Member of Bihar Legislative Assembly
- Incumbent
- Assumed office 10 November 2015
- Preceded by: Ram Naresh Prasad Yadav
- Constituency: Parihar

Personal details
- Born: 1 January 1964 (age 62)
- Party: Bharatiya Janata Party
- Occupation: Politician

= Gayatri Devi (Bihar politician) =

Indian politician

Gayatri Devi alias Gayatri Yadav (born 1 January 1964) is a member of the Bharatiya Janata Party from Bihar. She won the Bihar Legislative Assembly election in 2015 from Parihar.
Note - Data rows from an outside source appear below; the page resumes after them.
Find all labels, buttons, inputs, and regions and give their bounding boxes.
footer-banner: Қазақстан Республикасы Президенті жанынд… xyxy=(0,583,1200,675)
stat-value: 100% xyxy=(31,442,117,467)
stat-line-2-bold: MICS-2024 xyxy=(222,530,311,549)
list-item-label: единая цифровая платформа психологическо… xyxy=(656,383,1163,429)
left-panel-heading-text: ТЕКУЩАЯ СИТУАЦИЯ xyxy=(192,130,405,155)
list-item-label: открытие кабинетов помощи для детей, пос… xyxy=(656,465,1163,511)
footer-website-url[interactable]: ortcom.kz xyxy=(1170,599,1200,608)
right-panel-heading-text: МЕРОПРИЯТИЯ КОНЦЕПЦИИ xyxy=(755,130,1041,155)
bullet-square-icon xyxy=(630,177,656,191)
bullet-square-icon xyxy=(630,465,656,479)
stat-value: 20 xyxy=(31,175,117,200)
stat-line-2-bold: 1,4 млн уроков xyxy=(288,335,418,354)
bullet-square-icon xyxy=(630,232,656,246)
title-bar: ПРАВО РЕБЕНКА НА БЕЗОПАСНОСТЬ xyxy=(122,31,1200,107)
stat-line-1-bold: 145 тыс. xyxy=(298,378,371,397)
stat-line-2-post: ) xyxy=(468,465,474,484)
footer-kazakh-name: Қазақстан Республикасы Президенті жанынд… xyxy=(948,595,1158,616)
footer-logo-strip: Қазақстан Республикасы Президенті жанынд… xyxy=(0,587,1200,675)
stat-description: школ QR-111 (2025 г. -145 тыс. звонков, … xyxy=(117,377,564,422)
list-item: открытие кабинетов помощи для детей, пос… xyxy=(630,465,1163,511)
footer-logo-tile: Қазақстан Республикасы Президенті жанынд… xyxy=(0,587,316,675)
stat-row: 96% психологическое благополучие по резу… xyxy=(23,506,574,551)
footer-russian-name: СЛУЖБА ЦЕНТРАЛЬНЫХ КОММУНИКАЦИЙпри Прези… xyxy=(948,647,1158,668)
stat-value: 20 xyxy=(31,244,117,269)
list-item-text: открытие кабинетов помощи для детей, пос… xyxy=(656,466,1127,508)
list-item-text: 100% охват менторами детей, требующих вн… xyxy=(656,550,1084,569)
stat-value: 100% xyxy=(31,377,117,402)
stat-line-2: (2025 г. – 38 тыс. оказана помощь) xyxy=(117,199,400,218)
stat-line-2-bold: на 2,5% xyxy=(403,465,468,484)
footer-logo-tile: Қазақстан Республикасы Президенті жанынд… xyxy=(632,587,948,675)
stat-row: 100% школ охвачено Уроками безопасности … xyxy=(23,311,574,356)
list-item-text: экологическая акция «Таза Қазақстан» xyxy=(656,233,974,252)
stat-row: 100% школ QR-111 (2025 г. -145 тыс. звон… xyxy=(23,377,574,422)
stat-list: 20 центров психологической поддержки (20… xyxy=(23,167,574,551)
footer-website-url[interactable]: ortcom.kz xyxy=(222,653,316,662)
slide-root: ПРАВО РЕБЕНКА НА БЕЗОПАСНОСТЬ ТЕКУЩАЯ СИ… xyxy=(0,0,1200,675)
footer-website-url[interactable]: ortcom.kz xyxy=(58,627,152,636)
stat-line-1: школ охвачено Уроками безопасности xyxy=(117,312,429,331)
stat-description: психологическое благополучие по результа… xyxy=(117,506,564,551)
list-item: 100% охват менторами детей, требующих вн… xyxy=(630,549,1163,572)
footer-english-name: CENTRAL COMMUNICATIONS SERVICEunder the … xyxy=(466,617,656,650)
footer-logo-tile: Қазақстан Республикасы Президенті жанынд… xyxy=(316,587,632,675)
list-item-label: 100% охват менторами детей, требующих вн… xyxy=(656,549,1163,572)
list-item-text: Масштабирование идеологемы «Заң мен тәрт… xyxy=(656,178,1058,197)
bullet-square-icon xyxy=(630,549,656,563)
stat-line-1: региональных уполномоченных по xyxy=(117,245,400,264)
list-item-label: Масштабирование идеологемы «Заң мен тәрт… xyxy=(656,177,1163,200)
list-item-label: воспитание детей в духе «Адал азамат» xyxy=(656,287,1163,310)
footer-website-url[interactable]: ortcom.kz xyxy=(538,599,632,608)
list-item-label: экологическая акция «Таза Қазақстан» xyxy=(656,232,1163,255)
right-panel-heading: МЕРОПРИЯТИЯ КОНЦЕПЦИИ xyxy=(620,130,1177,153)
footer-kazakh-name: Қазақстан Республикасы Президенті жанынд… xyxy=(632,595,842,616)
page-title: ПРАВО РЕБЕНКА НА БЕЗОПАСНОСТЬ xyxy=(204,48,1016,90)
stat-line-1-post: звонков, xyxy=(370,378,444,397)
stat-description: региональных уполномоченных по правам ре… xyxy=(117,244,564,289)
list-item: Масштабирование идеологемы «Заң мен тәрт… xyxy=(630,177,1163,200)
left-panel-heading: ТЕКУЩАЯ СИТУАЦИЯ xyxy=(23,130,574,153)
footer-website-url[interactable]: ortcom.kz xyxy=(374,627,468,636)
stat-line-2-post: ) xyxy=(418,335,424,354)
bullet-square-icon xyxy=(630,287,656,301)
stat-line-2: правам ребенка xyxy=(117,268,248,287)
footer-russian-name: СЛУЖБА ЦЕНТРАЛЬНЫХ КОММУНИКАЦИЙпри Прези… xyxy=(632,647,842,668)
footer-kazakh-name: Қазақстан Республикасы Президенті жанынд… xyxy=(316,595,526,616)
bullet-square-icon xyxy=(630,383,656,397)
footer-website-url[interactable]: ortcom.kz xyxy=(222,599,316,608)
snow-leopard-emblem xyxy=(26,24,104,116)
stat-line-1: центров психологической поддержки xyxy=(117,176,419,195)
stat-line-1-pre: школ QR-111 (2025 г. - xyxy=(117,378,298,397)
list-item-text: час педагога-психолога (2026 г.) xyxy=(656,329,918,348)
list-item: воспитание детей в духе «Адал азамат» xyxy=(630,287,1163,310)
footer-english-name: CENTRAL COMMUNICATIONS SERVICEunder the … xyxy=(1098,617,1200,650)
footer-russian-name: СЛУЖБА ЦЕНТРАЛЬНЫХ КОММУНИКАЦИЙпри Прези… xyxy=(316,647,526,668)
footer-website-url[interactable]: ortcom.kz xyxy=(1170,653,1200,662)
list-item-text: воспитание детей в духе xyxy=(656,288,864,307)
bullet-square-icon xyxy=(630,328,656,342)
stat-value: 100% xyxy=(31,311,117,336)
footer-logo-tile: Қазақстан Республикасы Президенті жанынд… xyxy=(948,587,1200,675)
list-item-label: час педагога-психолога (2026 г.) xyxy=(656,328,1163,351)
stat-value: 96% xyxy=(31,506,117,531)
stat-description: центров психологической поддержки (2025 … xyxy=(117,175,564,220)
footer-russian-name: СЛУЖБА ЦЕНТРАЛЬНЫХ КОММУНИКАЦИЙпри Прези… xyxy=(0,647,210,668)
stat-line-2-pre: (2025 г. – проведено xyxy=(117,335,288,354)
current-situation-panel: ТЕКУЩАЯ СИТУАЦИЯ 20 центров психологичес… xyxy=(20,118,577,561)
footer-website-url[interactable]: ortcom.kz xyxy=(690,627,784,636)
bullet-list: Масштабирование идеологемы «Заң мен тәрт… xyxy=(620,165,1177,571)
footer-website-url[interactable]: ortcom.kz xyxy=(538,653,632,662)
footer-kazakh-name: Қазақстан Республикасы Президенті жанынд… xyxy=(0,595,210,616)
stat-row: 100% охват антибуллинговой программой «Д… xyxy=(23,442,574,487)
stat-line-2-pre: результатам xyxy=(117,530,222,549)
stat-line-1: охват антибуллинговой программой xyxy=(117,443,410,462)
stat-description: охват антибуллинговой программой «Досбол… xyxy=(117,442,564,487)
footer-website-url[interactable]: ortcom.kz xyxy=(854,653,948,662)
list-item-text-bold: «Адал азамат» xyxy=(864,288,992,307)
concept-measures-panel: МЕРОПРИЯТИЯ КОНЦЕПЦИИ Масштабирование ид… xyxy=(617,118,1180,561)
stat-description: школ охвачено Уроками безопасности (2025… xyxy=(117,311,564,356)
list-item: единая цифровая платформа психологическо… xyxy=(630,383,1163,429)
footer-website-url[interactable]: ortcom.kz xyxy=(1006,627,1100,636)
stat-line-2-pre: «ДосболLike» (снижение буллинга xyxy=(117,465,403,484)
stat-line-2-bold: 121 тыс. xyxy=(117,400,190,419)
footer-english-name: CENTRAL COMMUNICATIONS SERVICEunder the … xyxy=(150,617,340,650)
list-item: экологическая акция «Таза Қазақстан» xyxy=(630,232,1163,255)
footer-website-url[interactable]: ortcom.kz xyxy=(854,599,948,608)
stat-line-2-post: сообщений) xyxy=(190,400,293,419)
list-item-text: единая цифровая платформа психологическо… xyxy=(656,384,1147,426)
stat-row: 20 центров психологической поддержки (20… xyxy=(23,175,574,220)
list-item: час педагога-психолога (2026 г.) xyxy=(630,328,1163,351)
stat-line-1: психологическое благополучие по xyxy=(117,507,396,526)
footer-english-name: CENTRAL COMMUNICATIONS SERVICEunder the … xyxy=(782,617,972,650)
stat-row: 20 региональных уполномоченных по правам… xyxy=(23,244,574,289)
== Early life and education ==
Devi was born in a village Koili Bhraon of Muzaffarpur district in Bihar state. She studied Class 9 at Ram Kishor High School, Chhapra Muzaffarpur and passed the examinations in 1978.

== Personal life ==
Devi is married to former BJP MLA Ram Naresh Yadav. In a case related to Sitamarhi collectorate gun firing case, her husband was convicted and jailed for 10 years.

== Political career ==
In 1990 Devi entered politics. She held various positions in Sitamarhi BJP female wing. She won the 2015 Bihar Legislative Assembly election representing the BJP from Parihar Assembly constituency and defeated her nearest rival, Ramchandra Purve of the RJD.